400 pork sandwiches

CooterQ

MemberGot rid of the matchlight.
Joined
Jan 11, 2011
Messages
2
Reaction score
0
Points
0
Age
45
Location
Crossett, AR
I wanted to see if y'all could get me in the ballpark. I'm cooking for a customer that has ordered 400 sandwiches. I'm looking to cook off 100lbs of finished product. Would 140lbs of raw boston butt be about right to yield my target number? Thanks.
 
even injected , butts will yeild about 1/2 of raw, sauced pulled I get a 5 pounds in a 1/2 tin from a 9 pound butt.. so thats my formula,,so if I need 100 pounds of cooked, I would cook 180,
 
I get a bit higher than 60 it seems, though I don't measure it so closely most of the time. I do cook my butts in a foil pan, which may help retain some weight with the drippings...

I usually pour the drippings out into something else (another pan?), pull/chop/whatever i'm going to do, then re-introduce 1/3-1/2 of the liquid back in, and toss the pork in it. It's loose - i eyeball it how much I pour back in, never measure. It's done when it's done kinda deal.

Still though, I'd wager that a 8lb butt yields every bit of 6 lbs cooked, so that's around 75%.

So i'd be looking at 130-140lbs raw by my watch. Either way - just make more than you think you'll need. If it's one less thing to worry about, your cook will go much smoother without you worrying if it's enough.
 
180-200lbs of raw butts is what you need because 50% loss is my rule of thumb. I know many will chime in and say they get 6-% or 65% yield and yes so do I sometimes. My yield averages 55-60% but sometimes you get a case of butts or scenario that will less. At 180lbs with a 60% yield you will have 108lbs of pork allowing you to make 432 1/4lb sandwiches if you get a 50% yield off of that you will have 90lbs of meat and have enough for 360 1/4 sandwiches and an angry customer who has 40 people with no BBQ.
 
Still though, I'd wager that a 8lb butt yields every bit of 6 lbs cooked, so that's around 75%.

Can I have the name of your pork supplier? I am loooosing lots of money...if you get 75 pounds out of 100 pounds raw awesome, as the hawgs up here just cant compare
 
I'd find it hard to get a 75% yield even cooking boneless and with the fat cap removed. 20 years of cooking experience says 55% yield max.

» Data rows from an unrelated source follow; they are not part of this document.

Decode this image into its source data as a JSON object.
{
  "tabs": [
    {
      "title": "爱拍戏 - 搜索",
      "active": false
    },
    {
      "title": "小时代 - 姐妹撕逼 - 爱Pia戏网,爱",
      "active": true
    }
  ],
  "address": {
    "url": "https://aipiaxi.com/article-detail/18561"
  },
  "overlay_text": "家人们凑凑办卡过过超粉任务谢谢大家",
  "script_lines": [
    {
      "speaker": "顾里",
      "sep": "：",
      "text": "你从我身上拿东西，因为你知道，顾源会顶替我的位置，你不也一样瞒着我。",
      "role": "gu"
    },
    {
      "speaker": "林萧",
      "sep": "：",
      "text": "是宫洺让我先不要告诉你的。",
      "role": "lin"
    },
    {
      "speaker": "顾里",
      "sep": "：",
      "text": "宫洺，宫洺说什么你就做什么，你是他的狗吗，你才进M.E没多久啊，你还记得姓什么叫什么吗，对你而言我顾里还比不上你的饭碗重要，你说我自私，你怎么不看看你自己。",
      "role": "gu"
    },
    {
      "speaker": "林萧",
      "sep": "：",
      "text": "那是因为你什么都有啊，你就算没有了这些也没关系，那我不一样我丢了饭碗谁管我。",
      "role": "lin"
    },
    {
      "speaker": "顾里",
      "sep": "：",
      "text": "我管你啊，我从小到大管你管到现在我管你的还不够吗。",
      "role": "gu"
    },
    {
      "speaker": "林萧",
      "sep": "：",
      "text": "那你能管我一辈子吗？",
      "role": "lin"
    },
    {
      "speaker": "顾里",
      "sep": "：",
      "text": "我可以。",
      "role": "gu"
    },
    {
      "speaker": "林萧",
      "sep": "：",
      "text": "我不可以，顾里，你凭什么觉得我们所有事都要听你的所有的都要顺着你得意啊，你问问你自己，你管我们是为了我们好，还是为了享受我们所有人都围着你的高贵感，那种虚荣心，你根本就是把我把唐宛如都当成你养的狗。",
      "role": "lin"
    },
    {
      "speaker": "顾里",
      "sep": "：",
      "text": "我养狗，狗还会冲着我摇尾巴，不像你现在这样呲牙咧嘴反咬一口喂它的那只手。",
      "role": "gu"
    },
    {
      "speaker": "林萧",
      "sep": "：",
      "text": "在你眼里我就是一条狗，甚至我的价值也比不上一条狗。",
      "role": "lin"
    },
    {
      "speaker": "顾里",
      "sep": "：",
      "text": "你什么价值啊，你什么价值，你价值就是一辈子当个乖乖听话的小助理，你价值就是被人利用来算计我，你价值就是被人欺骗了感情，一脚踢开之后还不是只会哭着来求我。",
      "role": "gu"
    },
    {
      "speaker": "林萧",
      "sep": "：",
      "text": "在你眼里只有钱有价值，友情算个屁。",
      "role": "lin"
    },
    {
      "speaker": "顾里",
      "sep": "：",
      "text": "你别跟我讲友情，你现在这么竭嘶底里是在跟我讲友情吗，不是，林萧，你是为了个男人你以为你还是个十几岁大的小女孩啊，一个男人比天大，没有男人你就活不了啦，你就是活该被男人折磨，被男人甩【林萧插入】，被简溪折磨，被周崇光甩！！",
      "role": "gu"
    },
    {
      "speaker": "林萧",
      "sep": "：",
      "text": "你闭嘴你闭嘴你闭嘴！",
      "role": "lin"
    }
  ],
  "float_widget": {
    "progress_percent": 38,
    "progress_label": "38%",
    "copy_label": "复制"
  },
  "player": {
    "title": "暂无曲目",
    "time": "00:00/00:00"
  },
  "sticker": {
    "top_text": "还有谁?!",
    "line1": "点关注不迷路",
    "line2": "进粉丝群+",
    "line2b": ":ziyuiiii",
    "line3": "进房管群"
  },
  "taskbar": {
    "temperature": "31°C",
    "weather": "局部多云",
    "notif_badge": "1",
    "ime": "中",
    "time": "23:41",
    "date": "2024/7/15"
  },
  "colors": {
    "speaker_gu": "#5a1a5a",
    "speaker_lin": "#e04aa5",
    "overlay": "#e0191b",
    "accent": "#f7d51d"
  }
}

Remember, after you've made the 400 units any leftover can be enjoyed by your family or frozen for later.
 
Still though, I'd wager that a 8lb butt yields every bit of 6 lbs cooked, so that's around 75%.

Maybe so if you are cooking it to safe eating temperatures and going balistic on it with a big a$$ cleaver but if you cook it to 190* plus where it will pull you won't see that kind of yield. Weigh it sometime before and after and you will be surprised.
 
Maybe so if you are cooking it to safe eating temperatures and going balistic on it with a big a$$ cleaver but if you cook it to 190* plus where it will pull you won't see that kind of yield. Weigh it sometime before and after and you will be surprised.
that was a quote from previuos post, not me as the the hawg meat I cook gets me about 55%, and thats been injected, I need the name on where to get the 75% producing hawgs!!!